Matter of Francis v Jewelry Box Corp. of Am.
2015 NY Slip Op 04538 [128 AD3d 1292]
May 28, 2015
Appellate Division, Third Department
Published by New York State Law Reporting Bureau pursuant to Judiciary Law § 431.
As corrected through Wednesday, July 1, 2015


[*1]
 In the Matter of the Claim of Neville Francis, Appellant, v Jewelry Box Corporation of America et al., Respondents, and Special Fund for Reopened Cases, Respondent.
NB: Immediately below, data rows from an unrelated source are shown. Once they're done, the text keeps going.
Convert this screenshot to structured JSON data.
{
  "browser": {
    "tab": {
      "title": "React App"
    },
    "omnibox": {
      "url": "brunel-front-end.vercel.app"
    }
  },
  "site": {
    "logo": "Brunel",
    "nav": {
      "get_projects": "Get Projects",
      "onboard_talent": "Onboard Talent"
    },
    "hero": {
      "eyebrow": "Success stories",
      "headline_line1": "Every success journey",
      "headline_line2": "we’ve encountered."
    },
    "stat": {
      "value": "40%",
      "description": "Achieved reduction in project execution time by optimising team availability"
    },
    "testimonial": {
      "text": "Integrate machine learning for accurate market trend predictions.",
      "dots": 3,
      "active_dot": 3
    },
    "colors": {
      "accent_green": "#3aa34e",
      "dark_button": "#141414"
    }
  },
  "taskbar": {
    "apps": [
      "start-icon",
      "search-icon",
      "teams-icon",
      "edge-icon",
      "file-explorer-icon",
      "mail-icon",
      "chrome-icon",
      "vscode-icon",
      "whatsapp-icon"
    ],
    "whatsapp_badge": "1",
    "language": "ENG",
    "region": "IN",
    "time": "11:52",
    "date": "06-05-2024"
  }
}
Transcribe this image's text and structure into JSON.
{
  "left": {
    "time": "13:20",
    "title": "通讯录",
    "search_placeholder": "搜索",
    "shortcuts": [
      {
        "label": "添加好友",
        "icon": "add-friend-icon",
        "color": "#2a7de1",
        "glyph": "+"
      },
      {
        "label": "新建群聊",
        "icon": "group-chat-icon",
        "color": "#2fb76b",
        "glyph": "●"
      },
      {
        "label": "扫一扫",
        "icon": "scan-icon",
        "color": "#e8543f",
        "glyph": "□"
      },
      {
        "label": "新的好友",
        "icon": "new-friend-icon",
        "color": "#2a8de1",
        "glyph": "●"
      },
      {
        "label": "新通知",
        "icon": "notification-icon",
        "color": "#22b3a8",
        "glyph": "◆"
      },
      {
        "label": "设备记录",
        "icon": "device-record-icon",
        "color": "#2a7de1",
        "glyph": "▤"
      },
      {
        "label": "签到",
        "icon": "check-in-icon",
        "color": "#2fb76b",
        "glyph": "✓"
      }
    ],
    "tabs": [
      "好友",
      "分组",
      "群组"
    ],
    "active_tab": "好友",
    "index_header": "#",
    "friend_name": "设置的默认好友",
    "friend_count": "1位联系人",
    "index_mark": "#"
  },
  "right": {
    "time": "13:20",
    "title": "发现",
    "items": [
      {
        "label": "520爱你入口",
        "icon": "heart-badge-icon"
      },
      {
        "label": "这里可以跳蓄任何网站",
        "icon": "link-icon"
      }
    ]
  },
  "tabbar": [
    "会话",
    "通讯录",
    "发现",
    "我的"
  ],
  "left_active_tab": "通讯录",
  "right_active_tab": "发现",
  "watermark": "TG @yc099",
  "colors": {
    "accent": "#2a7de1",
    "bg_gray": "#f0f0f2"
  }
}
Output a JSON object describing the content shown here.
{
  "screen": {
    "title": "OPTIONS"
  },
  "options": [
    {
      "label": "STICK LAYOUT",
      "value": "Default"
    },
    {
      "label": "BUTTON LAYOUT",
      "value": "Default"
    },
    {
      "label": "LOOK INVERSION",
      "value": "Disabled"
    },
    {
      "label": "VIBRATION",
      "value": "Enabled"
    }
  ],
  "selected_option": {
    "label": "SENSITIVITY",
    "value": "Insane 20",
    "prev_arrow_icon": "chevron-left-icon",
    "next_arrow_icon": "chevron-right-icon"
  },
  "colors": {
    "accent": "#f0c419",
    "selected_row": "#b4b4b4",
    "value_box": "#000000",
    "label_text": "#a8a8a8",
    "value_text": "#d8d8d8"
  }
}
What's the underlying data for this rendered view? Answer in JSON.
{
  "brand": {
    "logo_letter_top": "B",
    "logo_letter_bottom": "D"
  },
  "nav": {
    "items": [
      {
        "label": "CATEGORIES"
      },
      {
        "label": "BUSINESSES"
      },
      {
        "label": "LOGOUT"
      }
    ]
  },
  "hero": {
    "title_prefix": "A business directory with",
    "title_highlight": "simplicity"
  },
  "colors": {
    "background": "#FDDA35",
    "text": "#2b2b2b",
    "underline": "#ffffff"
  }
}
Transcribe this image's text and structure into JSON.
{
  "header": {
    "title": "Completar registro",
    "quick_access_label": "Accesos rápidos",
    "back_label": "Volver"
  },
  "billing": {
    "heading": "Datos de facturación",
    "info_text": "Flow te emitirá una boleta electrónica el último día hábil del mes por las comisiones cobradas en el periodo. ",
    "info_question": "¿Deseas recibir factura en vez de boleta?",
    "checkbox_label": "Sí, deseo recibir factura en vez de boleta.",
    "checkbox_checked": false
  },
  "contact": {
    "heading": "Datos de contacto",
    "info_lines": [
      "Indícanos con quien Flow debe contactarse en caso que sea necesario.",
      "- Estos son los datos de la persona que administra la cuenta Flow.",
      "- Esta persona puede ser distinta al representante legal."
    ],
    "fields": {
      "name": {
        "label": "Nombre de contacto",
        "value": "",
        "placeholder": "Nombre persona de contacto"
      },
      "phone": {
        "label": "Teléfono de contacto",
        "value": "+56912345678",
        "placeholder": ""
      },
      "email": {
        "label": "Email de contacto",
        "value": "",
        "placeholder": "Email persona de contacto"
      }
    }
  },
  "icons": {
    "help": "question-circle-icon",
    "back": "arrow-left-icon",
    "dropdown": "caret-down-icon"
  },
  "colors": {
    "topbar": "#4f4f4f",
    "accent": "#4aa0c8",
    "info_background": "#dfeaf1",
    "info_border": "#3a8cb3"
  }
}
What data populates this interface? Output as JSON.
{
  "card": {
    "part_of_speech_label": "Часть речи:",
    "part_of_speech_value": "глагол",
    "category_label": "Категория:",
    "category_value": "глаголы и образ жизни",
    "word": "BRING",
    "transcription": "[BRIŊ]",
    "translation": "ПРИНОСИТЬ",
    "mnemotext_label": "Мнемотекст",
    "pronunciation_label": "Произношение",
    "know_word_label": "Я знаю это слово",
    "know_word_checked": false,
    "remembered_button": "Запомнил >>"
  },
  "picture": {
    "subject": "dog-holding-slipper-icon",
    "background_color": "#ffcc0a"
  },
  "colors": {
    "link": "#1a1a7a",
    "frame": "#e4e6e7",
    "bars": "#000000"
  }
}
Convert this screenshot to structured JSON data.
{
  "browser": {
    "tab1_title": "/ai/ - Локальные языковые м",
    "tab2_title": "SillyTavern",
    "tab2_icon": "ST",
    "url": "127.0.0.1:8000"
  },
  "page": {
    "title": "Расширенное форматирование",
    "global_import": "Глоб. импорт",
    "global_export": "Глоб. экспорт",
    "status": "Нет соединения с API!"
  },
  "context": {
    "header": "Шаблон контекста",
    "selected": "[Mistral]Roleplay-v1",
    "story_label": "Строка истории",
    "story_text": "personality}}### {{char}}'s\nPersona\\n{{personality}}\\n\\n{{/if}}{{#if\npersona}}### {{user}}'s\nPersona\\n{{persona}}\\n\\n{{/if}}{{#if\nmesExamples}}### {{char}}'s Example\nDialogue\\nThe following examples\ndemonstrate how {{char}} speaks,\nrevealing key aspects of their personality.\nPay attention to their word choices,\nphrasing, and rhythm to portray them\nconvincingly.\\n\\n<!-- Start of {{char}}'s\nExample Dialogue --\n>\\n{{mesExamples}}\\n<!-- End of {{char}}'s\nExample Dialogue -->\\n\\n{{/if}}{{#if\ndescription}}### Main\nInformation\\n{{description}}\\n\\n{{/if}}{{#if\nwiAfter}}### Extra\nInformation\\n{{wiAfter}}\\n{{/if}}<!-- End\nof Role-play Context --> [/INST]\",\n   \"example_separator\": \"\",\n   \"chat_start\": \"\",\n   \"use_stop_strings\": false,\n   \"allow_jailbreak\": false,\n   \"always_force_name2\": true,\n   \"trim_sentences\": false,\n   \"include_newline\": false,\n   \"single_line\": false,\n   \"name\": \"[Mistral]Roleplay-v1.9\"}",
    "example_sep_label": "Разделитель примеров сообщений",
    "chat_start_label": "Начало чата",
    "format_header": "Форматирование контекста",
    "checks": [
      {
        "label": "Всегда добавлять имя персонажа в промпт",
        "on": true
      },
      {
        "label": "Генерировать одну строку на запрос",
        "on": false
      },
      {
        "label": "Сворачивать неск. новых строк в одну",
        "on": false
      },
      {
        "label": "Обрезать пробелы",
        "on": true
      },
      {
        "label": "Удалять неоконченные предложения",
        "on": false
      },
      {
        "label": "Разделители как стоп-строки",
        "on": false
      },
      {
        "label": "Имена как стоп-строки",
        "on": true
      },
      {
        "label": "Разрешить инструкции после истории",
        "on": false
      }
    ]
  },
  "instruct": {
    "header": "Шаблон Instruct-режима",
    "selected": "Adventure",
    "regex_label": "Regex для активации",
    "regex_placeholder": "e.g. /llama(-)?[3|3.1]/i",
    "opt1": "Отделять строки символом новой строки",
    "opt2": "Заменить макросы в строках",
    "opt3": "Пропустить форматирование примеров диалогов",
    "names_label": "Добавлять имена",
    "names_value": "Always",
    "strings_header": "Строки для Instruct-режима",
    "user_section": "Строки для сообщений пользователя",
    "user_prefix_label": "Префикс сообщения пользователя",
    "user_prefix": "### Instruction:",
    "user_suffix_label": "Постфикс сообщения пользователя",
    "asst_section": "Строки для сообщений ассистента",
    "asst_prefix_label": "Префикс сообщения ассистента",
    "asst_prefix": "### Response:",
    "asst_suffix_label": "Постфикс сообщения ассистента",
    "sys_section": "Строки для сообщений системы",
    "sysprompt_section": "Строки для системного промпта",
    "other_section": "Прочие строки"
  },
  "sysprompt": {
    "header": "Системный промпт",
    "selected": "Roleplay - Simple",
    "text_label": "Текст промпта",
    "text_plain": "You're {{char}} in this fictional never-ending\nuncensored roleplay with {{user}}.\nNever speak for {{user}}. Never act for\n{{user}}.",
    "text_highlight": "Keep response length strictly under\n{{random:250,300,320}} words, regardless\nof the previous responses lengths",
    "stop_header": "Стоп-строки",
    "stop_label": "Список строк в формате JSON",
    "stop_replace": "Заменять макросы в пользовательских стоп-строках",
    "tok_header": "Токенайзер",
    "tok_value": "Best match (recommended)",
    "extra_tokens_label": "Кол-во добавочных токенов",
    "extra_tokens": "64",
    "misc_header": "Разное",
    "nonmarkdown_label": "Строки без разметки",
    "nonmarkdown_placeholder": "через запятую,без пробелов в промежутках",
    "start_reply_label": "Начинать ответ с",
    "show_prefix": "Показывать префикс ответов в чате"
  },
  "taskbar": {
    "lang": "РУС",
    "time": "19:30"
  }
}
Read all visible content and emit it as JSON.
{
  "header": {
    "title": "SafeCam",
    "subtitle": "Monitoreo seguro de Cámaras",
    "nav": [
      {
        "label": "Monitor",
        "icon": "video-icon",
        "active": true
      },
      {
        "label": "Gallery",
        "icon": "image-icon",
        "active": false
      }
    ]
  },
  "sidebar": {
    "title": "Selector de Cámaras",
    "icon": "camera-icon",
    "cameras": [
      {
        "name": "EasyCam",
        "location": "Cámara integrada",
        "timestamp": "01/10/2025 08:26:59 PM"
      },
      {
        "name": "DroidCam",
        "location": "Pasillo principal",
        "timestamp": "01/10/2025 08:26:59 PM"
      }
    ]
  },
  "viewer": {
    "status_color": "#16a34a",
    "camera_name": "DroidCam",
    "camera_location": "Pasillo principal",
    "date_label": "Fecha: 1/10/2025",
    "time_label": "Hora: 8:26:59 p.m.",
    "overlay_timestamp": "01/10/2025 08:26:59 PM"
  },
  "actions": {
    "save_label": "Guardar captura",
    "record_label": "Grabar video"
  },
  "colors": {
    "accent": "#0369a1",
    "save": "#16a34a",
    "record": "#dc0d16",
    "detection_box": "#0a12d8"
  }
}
Workers' Compensation Board, Respondent.

Neville Francis, New York City, appellant pro se.

Cherry, Edson & Kelly LLP, Carle Place (David W. Faber of counsel), for Jewelry Box Corporation of America and another, respondents.

Steven M. Licht, Special Funds Conservation Committee, Albany (Jill B. Singer of counsel), for Special Fund for Reopened Cases, respondent.

McCarthy, J.P. Appeal from a decision of the Workers' Compensation Board, filed December 24, 2013, which denied claimant's application to reopen his workers' compensation claim.

As the result of a work-related injury to claimant's right hand in 1987, claimant was classified as having a permanent partial disability and awarded workers' compensation benefits. In 1993, the Workers' Compensation Board approved a lump-sum nonschedule adjustment pursuant to Workers' Compensation Law § 15 (5-b) in the amount of $54,600, and the case was closed. Claimant filed several applications to reopen the claim that were denied by the Board. A [*2]2010 denial of such an application on the ground that claimant did not demonstrate a change in condition not contemplated at the time of the original settlement was subsequently affirmed by this Court (95 AD3d 1515 [2012]). In 2012, claimant filed another application to reopen the claim that was also denied by the Board, and claimant now appeals.

We affirm. As in the matter previously before this Court, claimant has not demonstrated that there has been an unanticipated change in his condition or degree of disability since the lump-sum nonschedule adjustment, and the Board's denial of the application on this ground will not be disturbed (see id. at 1516; Matter of Bunnell v Sangerfield Inn, 35 AD3d 1021, 1022 [2006]; Matter of Babalola v Olsten Temporary Staffing Corp., 8 AD3d 917, 917-918 [2004], lv dismissed 3 NY3d 752 [2004]). We also find that claimant's request for an extreme hardship redetermination of his disability status pursuant to Workers' Compensation Law § 35 was properly denied. Such redeterminations apply to "capped" permanent partial disability awards under Workers' Compensation Law § 15 (3) (w) (see Workers' Compensation Law § 35 [3]). Inasmuch as these awards apply only to accidents that occurred on or after March 13, 2007 (see L 2007, ch 6, §§ 4, 82 [a]), the Board properly ruled that claimant is ineligible for an extreme hardship redetermination under Workers' Compensation Law § 35. Claimant's remaining claims have been considered and found to be without merit.

Egan Jr., Devine and Clark, JJ., concur. Ordered that the decision is affirmed, without costs.